闹钟响了,她缓缓站起身,走到门口,弯腰穿鞋。 周屿站在门前,听着她的脚步声在楼道里越来越远,一路向下。单元门砰的一声打开,然后安静了。他把茶几上散落的药盒和针管收进垃圾袋,把狗粮碗里剩的一点水倒掉,把阳台上的毛巾叠好。 纸箱他没有动。阳光照着它,影子落在瓷砖上,很小,很方正,像一个没有写地址的包裹。
他坐在沙发上等她回来。期间手机震了几下。他看了一眼,没有点开。是银行催款的短信。他把手机屏幕扣在茶几上。
苏云回来时是下午,比预计晚了很久。他听到钥匙转动的声音,站起来。 门开了,她走进来,她换了鞋,把包挂在门后。走到沙发边坐下,拿起桌上的水杯,看也没看水杯里是什么,喝了一口。周屿看着她,等着她说话。
她把杯子放下,把鞋脱了,脚缩上来,拉过那条恐龙毯子盖到胸口。侧过身,面朝靠背。她什么都没有说。
他站在那里,看着她又蜷起来的背影。
外面的天不知道什么时候阴了。早上还明亮的阳光不见了,只剩下一种均匀的灰白的光,没有温度,没有影子。阳台上的纸箱被风轻轻吹动了一下,里面是空的。
他站在那里,看着她蜷起来的背影。
他往前走了半步,手抬起来,想碰一下她的肩膀。苏云刚好往毯子里缩了缩,肩膀往靠背那边偏了一下。他的手停在半空,落下来,放在了自己腿上。
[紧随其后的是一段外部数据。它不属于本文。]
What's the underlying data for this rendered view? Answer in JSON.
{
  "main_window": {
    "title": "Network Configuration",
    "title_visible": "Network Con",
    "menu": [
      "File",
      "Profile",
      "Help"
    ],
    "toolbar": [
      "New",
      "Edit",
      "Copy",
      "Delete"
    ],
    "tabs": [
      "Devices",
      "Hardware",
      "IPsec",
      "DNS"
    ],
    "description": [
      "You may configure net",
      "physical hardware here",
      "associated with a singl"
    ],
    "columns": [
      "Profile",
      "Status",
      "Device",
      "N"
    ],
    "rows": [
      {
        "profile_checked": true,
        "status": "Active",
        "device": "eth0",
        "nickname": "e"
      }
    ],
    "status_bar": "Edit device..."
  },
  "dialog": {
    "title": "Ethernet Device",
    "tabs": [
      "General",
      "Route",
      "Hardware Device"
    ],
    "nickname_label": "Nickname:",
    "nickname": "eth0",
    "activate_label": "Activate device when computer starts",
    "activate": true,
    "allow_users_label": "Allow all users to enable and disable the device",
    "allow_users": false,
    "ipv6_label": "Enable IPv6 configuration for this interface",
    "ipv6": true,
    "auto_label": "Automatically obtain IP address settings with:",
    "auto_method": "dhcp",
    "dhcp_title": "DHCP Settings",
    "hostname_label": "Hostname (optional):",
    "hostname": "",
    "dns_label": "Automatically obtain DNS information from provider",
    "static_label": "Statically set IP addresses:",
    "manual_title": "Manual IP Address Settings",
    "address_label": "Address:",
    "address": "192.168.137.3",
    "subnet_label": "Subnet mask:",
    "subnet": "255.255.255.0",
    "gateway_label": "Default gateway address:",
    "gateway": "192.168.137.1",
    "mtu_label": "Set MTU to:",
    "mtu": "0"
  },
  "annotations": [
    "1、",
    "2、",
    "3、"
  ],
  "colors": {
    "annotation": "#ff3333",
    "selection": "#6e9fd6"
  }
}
他最终还是在她旁边坐下了。没有碰她,也没有说话。只是坐着。他把茶几上的东西往旁边挪了挪,腾出一块空地。 他靠在沙发背上,闭上眼睛。
苏云的呼吸很轻。毯子滑下来一点,他看了一眼,没有伸手。他起身去了卧室,拿了一床薄被,轻轻搭在毯子外面。恐龙毯子还是她拉上去时的样子,他没动。
天气预报的图标从昨晚就挂在手机屏幕角落。窗外起了风,空气里有股铁锈似的冷味,要下雪了吧。